4. Conclusion and implications

In this study, we systemically assessed the nonlinear relationships between PM_2.5-related mortality and air pollutant emissions in the BTH region by integrating the CMAQ/2D-VBS chemical transport model, the ERSM technique, and state-of-the-art concentration-response functions.

About 17.42 thousand, 36.29 thousand, 13.53 thousand and 61.91 thousand people die of COPD, IHD, lung cancer, and stroke respectively due to long-term exposure to PM_2.5 in the BTH region annually. The annual mortality due to short-term exposure to PM_2.5 is about 18.72 thousand. The PM_2.5-related health effects are most severe in Beijing, Tianjin, and cities of Southern Hebei.

Among all pollutants, premature mortality due to both long-term and short-term exposures to PM_2.5 is most sensitive to emissions of primary inorganic PM_2.5. The sensitivity of long-term mortality to primary inorganic PM_2.5 increases significantly with reduction ratio, as a result of the curvilinear IER function. For precursors, the PM_2.5-related mortality is primarily sensitive to emissions of NH₃, NMVOC+IVOC, and POA, and their relative importance differs according to reduction ratio and region. The sensitivities of mortality to NH₃ and NO_x increase significantly with the increase of reduction ratio, while the sensitivities to POA, NMVOC+IVOC and SO₂ roughly remain constant at various reduction ratios. For long-term exposure, when all pollutants are controlled together, the sensitivity of mortality significantly increases with reduction ratio, and it’s much larger than the sum of the sensitivities to emissions of individual pollutants. For short-term exposure, however, the sensitivity of mortality to joint control of all pollutants is similar to the sum of sensitivities to individual pollutants.

The sensitivities of mortality to emission controls differ with seasons. In winter, emissions of primary inorganic PM_2.5, especially those from residential and commercial sources, contribute more to mortality than in other seasons. In contrast, the sensitivities of mortality to gaseous precursors are generally larger in summer than in winter.

Over 60% of the contributions from emissions of primary inorganic PM_2.5, POA, and SO₂ to long-term mortality in Beijing are attributed to local emissions. For NH₃ and NMVOC+IVOC, local emissions account for a smaller fraction, i.e., 50% and one third, respectively. When emissions from local and nonlocal emissions are controlled simultaneously, the overall sensitivity of mortality exceeds the arithmetic sum of the sensitivities to emissions from each single region, and the differences are more pronounced for larger reduction ratio and/or for joint control of multiple pollutants.

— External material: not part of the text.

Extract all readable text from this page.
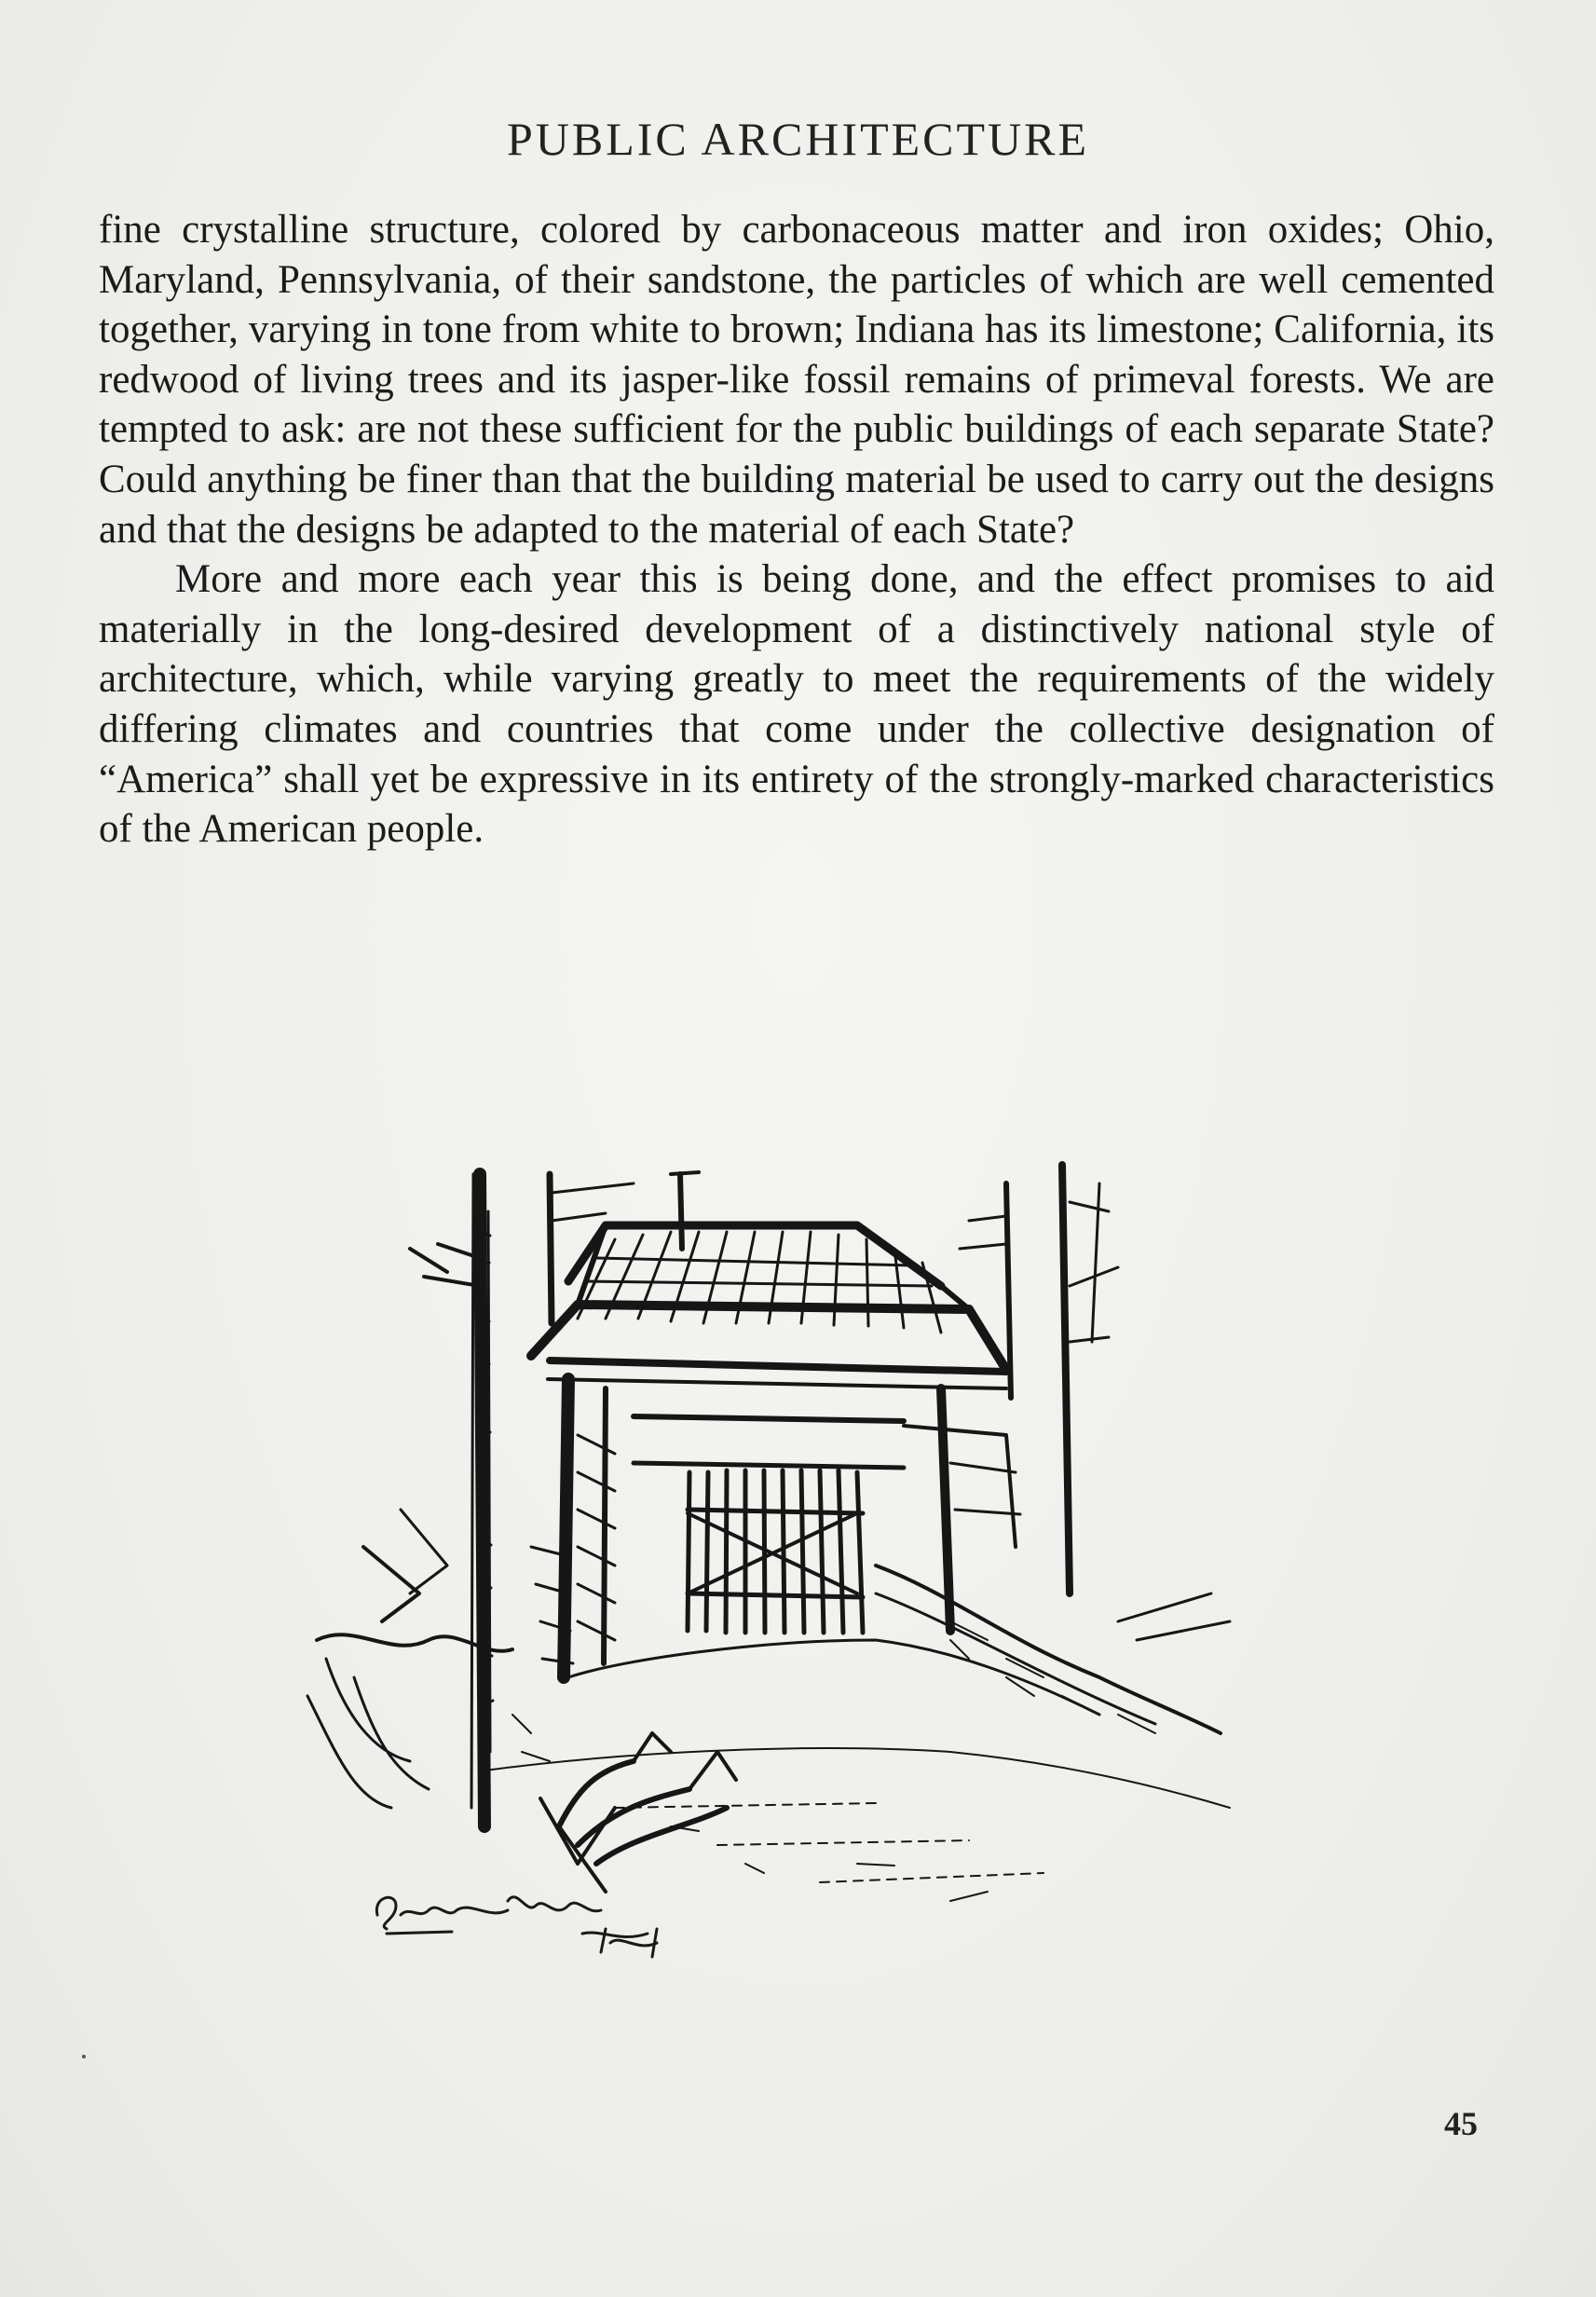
PUBLIC ARCHITECTURE

fine crystalline structure, colored by carbonaceous matter and iron oxides; Ohio, Maryland, Pennsylvania, of their sandstone, the particles of which are well cemented together, varying in tone from white to brown; Indiana has its limestone; California, its redwood of living trees and its jasper-like fossil remains of primeval forests. We are tempted to ask: are not these sufficient for the public buildings of each separate State? Could anything be finer than that the building material be used to carry out the designs and that the designs be adapted to the material of each State?

More and more each year this is being done, and the effect promises to aid materially in the long-desired development of a distinctively national style of architecture, which, while varying greatly to meet the requirements of the widely differing climates and countries that come under the collective designation of “America” shall yet be expressive in its entirety of the strongly-marked characteristics of the American people.

45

The findings from this study are important for the development and optimization of health-oriented air pollution control policies in BTH and its surrounding areas. First, a sharp reduction in emissions of primary PM_2.5 is suggested considering that PM_2.5-related mortality is most sensitive to it among all pollutants and that the sensitivity increases with reduction ratio. A particular focus shall be placed on primary PM_2.5 emissions from residential and commercial sectors in winter, which have been largely neglected in China’s control policies until recently. Second, stringent control policies should be implemented for NO_x and NH₃ emissions in the BTH region in view of their increasing sensitivities with reduction ratio. For NO_x, joint controls over a larger region beyond BTH are necessary in order to avoid possible side effects. Finally, multi-pollutant, multi-sector and regional collaboration control strategies are recommended wherever possible, because the sensitivity of long-term mortality to the joint emission controls are substantially larger than the sum of sensitivities to controls of individual pollutants or regions.